A series of Widgets for Orange3 to work with Spark ML


Keywords
orange3, add-ons
License
Other
Install
pip install Orange3-spark==0.2.7

Documentation

Orange3-Spark

A set of widgets for Orange data mining suite to work with Apache Spark ML API.

Requirements

  • Python >= 3.4
  • Pandas
  • Orange 3

Please follow the instruction to install Orange 3 first.

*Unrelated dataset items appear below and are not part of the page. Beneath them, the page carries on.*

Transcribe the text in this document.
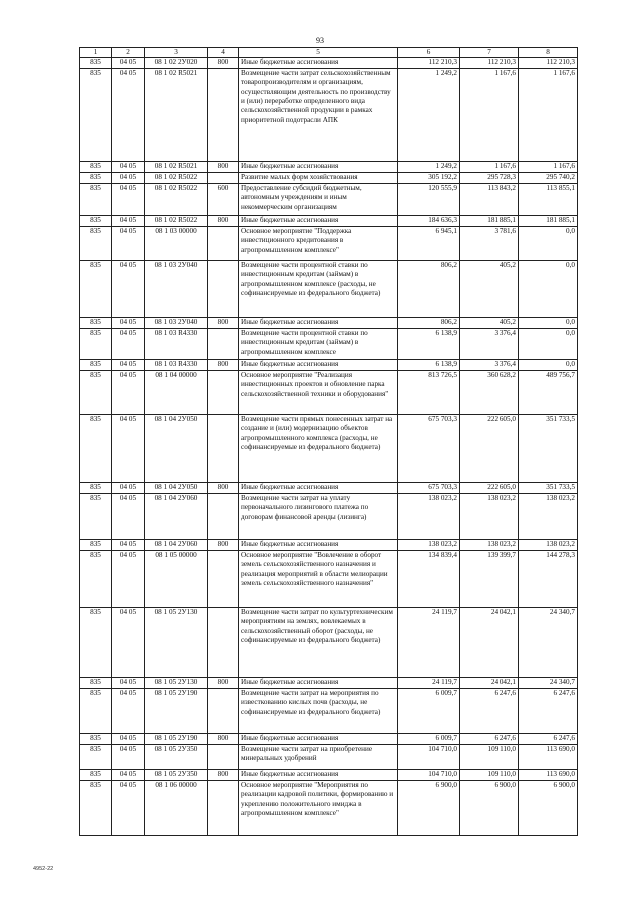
93
1	2	3	4	5	6	7	8
835	04 05	08 1 02 2У020	800	Иные бюджетные ассигнования	112 210,3	112 210,3	112 210,3
835	04 05	08 1 02 R5021		Возмещение части затрат сельскохозяйственным товаропроизводителям и организациям, осуществляющим деятельность по производству и (или) переработке определенного вида сельскохозяйственной продукции в рамках приоритетной подотрасли АПК	1 249,2	1 167,6	1 167,6
835	04 05	08 1 02 R5021	800	Иные бюджетные ассигнования	1 249,2	1 167,6	1 167,6
835	04 05	08 1 02 R5022		Развитие малых форм хозяйствования	305 192,2	295 728,3	295 740,2
835	04 05	08 1 02 R5022	600	Предоставление субсидий бюджетным, автономным учреждениям и иным некоммерческим организациям	120 555,9	113 843,2	113 855,1
835	04 05	08 1 02 R5022	800	Иные бюджетные ассигнования	184 636,3	181 885,1	181 885,1
835	04 05	08 1 03 00000		Основное мероприятие "Поддержка инвестиционного кредитования в агропромышленном комплексе"	6 945,1	3 781,6	0,0
835	04 05	08 1 03 2У040		Возмещение части процентной ставки по инвестиционным кредитам (займам) в агропромышленном комплексе (расходы, не софинансируемые из федерального бюджета)	806,2	405,2	0,0
835	04 05	08 1 03 2У040	800	Иные бюджетные ассигнования	806,2	405,2	0,0
835	04 05	08 1 03 R4330		Возмещение части процентной ставки по инвестиционным кредитам (займам) в агропромышленном комплексе	6 138,9	3 376,4	0,0
835	04 05	08 1 03 R4330	800	Иные бюджетные ассигнования	6 138,9	3 376,4	0,0
835	04 05	08 1 04 00000		Основное мероприятие "Реализация инвестиционных проектов и обновление парка сельскохозяйственной техники и оборудования"	813 726,5	360 628,2	489 756,7
835	04 05	08 1 04 2У050		Возмещение части прямых понесенных затрат на создание и (или) модернизацию объектов агропромышленного комплекса (расходы, не софинансируемые из федерального бюджета)	675 703,3	222 605,0	351 733,5
835	04 05	08 1 04 2У050	800	Иные бюджетные ассигнования	675 703,3	222 605,0	351 733,5
835	04 05	08 1 04 2У060		Возмещение части затрат на уплату первоначального лизингового платежа по договорам финансовой аренды (лизинга)	138 023,2	138 023,2	138 023,2
835	04 05	08 1 04 2У060	800	Иные бюджетные ассигнования	138 023,2	138 023,2	138 023,2
835	04 05	08 1 05 00000		Основное мероприятие "Вовлечение в оборот земель сельскохозяйственного назначения и реализация мероприятий в области мелиорации земель сельскохозяйственного назначения"	134 839,4	139 399,7	144 278,3
835	04 05	08 1 05 2У130		Возмещение части затрат по культуртехническим мероприятиям на землях, вовлекаемых в сельскохозяйственный оборот (расходы, не софинансируемые из федерального бюджета)	24 119,7	24 042,1	24 340,7
835	04 05	08 1 05 2У130	800	Иные бюджетные ассигнования	24 119,7	24 042,1	24 340,7
835	04 05	08 1 05 2У190		Возмещение части затрат на мероприятия по известкованию кислых почв (расходы, не софинансируемые из федерального бюджета)	6 009,7	6 247,6	6 247,6
835	04 05	08 1 05 2У190	800	Иные бюджетные ассигнования	6 009,7	6 247,6	6 247,6
835	04 05	08 1 05 2У350		Возмещение части затрат на приобретение минеральных удобрений	104 710,0	109 110,0	113 690,0
835	04 05	08 1 05 2У350	800	Иные бюджетные ассигнования	104 710,0	109 110,0	113 690,0
835	04 05	08 1 06 00000		Основное мероприятие "Мероприятия по реализации кадровой политики, формированию и укреплению положительного имиджа в агропромышленном комплексе"	6 900,0	6 900,0	6 900,0
4952-22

The main Orange project is hosted at: https://github.com/biolab/orange3 Download from: http://orange.biolab.si

Features

  • A Spark Context.
  • A Hive Table.
  • A Dataframe from an SQL Query.
  • A Dataset Builder, basically a call to VectorAssembler, this is usefull before sending data to Estimators.
  • Transformers from the feature module.
  • Estimators from classification module.
  • Estimators from regression module.
  • Estimators from clustering module.
  • Evaluation from evaluator module.
  • A PySpark script executor + PySpark console.
  • DataFrame transformes for Pandas and Orangle Tables

... more coming soon!

Installing

First, you need to have Apache Spark installed. Follow the instructions here: http://spark.apache.org/docs/latest/

Then you can do:

pip install Orange3-spark

or install the add-on from the Orange's Options | Add-ons menu. Note, if installing from Add-ons menu, the installation may fail if not all requirements are satisfiable.

If you require ODBC connectivity, you need to install pyodbc (which requires sql.h available if built with pip – that's unixodbc-dev package on Linux).

If install is ok, you should see a new section in Orange containing a series of widgets from Spark ML API.